# Miracle of birth



## Pollydoodle (Aug 18, 2005)

My son took me to meet an elderly friend of his and on the way home we had to stop off at the farm where he does some part time shepherding to check on the ewes. One of them had just given birth and the lamb was struggling to its feet and when he checked the ewe (you dont want to know) :roll: There was another which he helped into the world. 

Earlier in the day, there were 2 sets of triplets and they were all huddled round their mums feeding. They were so beautiful and innocent. It really challenges all thoughts of meat eating


----------



## Bobmarley3 (Oct 12, 2011)

And in 12 or 14 weeks time people will be tucking into their spring lamb chops. 8O


----------



## Penquin (Oct 15, 2007)

Just don't mention the words "mint sauce" in their location or you may well be charged for sheep worrying by the CPS.....

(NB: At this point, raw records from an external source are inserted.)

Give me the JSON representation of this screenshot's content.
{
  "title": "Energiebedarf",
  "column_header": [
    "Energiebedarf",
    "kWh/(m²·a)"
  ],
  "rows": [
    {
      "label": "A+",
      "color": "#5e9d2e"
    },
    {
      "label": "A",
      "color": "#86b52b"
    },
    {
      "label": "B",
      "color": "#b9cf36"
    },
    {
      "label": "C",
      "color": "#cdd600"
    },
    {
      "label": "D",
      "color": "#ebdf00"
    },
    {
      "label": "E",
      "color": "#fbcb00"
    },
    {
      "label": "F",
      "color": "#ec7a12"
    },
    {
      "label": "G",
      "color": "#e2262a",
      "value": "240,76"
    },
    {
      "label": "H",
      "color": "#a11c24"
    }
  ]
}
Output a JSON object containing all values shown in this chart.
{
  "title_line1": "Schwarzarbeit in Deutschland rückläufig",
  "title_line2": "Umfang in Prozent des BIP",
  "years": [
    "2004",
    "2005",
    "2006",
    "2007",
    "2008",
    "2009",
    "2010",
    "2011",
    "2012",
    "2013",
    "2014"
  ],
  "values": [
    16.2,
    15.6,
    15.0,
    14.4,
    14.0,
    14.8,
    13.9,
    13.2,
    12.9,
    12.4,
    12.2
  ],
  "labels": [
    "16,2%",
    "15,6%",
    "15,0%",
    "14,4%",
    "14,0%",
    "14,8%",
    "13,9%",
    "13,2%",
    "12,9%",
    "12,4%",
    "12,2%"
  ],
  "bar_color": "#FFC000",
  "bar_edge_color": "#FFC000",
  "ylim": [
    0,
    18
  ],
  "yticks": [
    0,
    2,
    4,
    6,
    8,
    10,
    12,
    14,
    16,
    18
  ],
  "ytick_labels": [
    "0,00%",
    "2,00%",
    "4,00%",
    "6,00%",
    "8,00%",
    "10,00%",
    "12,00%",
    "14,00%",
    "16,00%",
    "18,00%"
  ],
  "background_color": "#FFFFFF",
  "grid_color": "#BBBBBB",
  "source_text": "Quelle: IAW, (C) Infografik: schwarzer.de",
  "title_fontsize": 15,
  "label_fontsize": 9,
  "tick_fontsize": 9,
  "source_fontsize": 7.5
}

spring lamb is usually 5 to 6 months old according to Encyclopedia Britannica;

http://www.britannica.com/EBchecked/topic/328467/lamb

Dave


----------



## aldra (Jul 2, 2009)

If we didn't eat them

They wouldn't be there

Some would agree they should not be
Me I go with Free range raised and killed under strict humane guidelines

And mint sauce  

Aldra


----------



## Bobmarley3 (Oct 12, 2011)

> spring lamb is usually 5 to 6 months old according to Encyclopedia Britannica;


It may be according to them Penquin However. I can promise you that is not always the case. And Jo Public would perhaps be less keen to eat spring lamb chops if they realised just how young the lambs were - after all, the British don't eat much veal, probably for the similar "age" reason. Wife used to work in abattoirs - she hated the days (often leading up to Easter) when batches of the current year's lambs came in.


----------



## aldra (Jul 2, 2009)

I would much prefer to eat mutton if we could get it

Not easily found though

Aldra


----------